The masked hoodlums next burst into Verdant and threaten to murder clubgoers until Oliver shows his face. Roy does his best to fight them off, but he’s forced to back down when they take Thea hostage.


So finally, with his kid sister in mortal peril, Oliver decides that, yes, he will become a hero again. Felicity and Digg show him the new, improved, souped-up superhero lair beneath Verdant.

Oliver tracks down the hoodlums and rescues Thea. As evidence of his commitment to a kinder, gentler brand of vigilantism, he refuses to kill the hoodlums and instead leaves them for Quentin to arrest. It’s an important step here, Oliver deciding he should knock it off with all the murdering that he did last season. Our bloodthirsty vigilante is finally growing up.

He then prevails upon the kindness of Walter Steele, Moira’s estranged second husband, to help him stop Isabelle’s hostile takeover by buying up the rest of the Queen Consolidated stock. So that plotline was resolved pretty easily.

While prowling around the Glades at night, Roy comes across a gang of thugs assaulting a woman. He tries to fend them off, but he’s badly outmatched (I like the repeated indications that, despite Roy’s genuine enthusiasm for crime-fighting, he’s not especially good at it). He’s saved by the arrival of a mask-wearing, leather-clad blonde woman, who jumps into the fray and effortlessly beats up the thugs. Black Canary, Green Arrow’s partner in crime-fighting from DC Comics, has arrived! Interestingly, she’s not Laurel, whose full name is Dinah Laurel Lance, which is the civilian identity of the comic-book version of Black Canary. Huh.


And the episode ends with Oliver, Digg and Felicity hanging out in the lair, while Oliver muses about how he’d like to stop being known as the Hood and find a cool new nickname. He stares meaningfully at a bunch of arrows…
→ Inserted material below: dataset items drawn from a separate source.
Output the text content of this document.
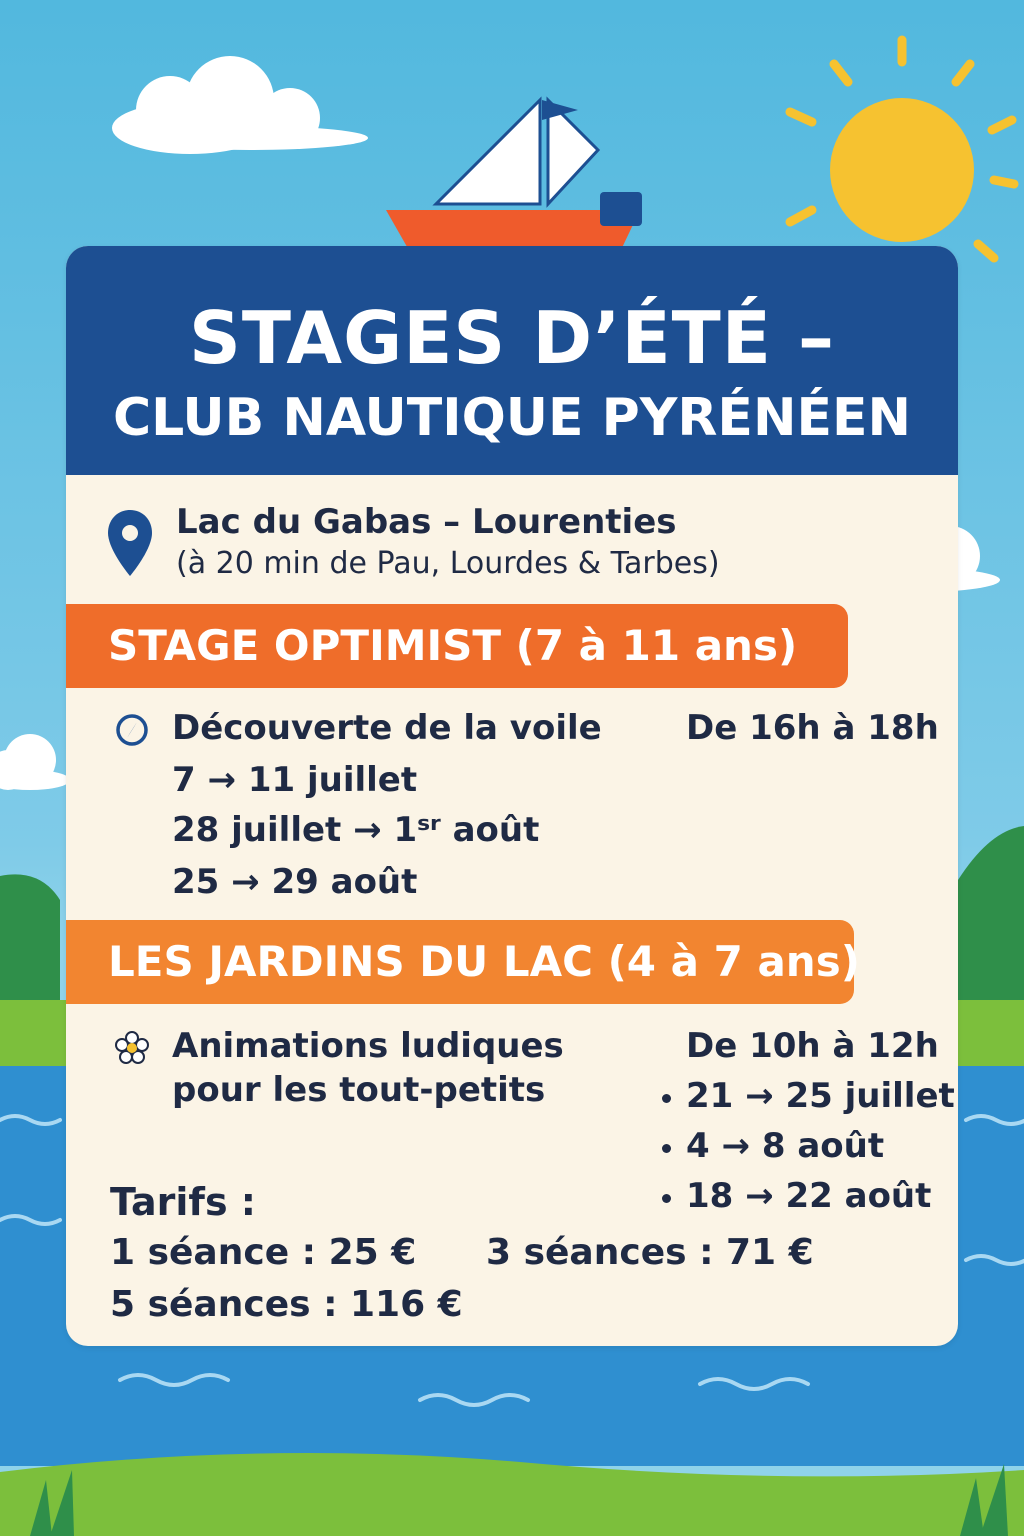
STAGES D’ÉTÉ –
CLUB NAUTIQUE PYRÉNÉEN
Lac du Gabas – Lourenties
(à 20 min de Pau, Lourdes & Tarbes)
STAGE OPTIMIST (7 à 11 ans)
Découverte de la voile De 16h à 18h
7 → 11 juillet
28 juillet → 1ˢʳ août
25 → 29 août
LES JARDINS DU LAC (4 à 7 ans)
Animations ludiques
pour les tout-petits
De 10h à 12h
21 → 25 juillet
4 → 8 août
18 → 22 août
Tarifs :
1 séance : 25 € 3 séances : 71 €
5 séances : 116 €
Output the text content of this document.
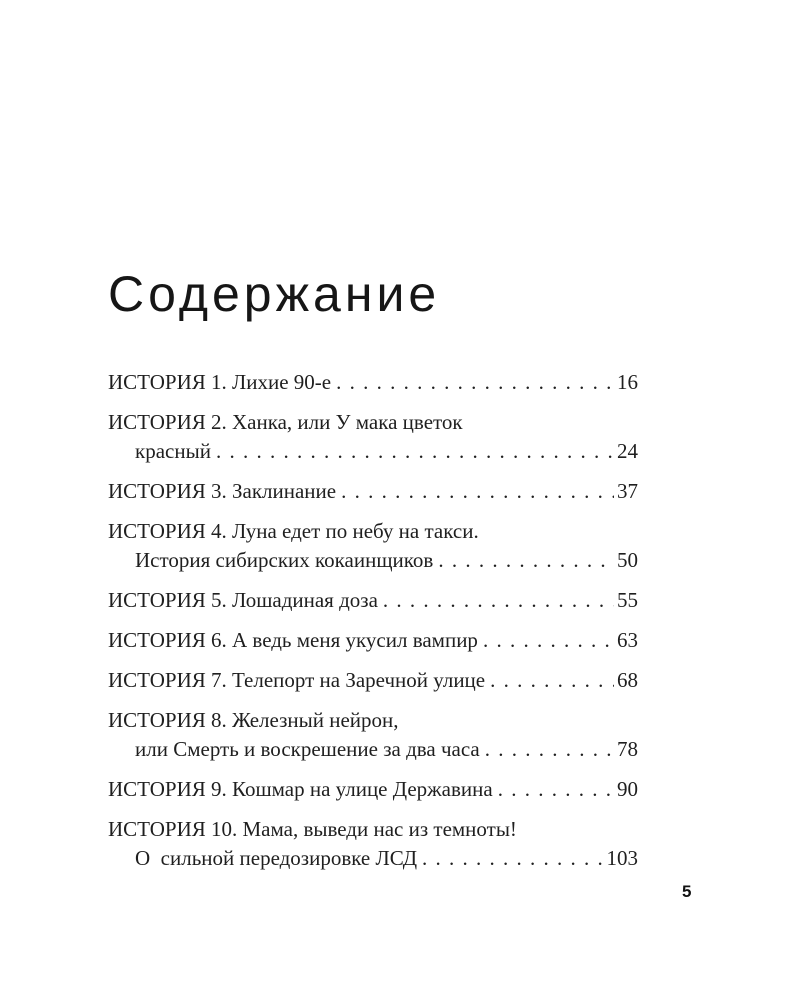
Содержание
ИСТОРИЯ 1. Лихие 90-е . . .	16
ИСТОРИЯ 2. Ханка, или У мака цветок
красный . . .	24
ИСТОРИЯ 3. Заклинание . . .	37
ИСТОРИЯ 4. Луна едет по небу на такси.
История сибирских кокаинщиков . . .	50
ИСТОРИЯ 5. Лошадиная доза . . .	55
ИСТОРИЯ 6. А ведь меня укусил вампир . . .	63
ИСТОРИЯ 7. Телепорт на Заречной улице . . .	68
ИСТОРИЯ 8. Железный нейрон,
или Смерть и воскрешение за два часа . . .	78
ИСТОРИЯ 9. Кошмар на улице Державина . . .	90
ИСТОРИЯ 10. Мама, выведи нас из темноты!
О  сильной передозировке ЛСД . . .	103
5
Strong start. Happy to see Black Canary. Here’s to a good season.

Comments

DKoren said…
I watched the first two eps of the new Dracula show, mostly for Thomas Kretschmann, who I am a big fan of, and the show left me cold and meh. No connection to the characters in that one. So, I watched this ep and, my, it was so nice to be back with these guys (yeah, yeah, I know I just finished season one yesterday... LOL). So good to see Thea and Roy, and Felicity and Diggle definitely make things so much better.

And yeah, what's up with Shado getting captured all the time? She's better than that. The flashbacks in this ep were not so hot. Well, Slade's still hot, but the new backstory plot, oooh, someone unknown has arrived... sigh. Not very interesting, at least not yet. Now it is starting to feel redundant.
Morgan Richter said…
The show's treatment of Shado is driving me crazy! I hate how she exists mostly to get captured and give Oliver motivation. This is, what, the third time it's happened? It's ridiculous.

Loved seeing Felicity and Diggle being adorable together on the island while searching for grumpy old Oliver. And there's never enough Thea and Roy for my tastes. Arrow's done a great job of developing some very likeable characters.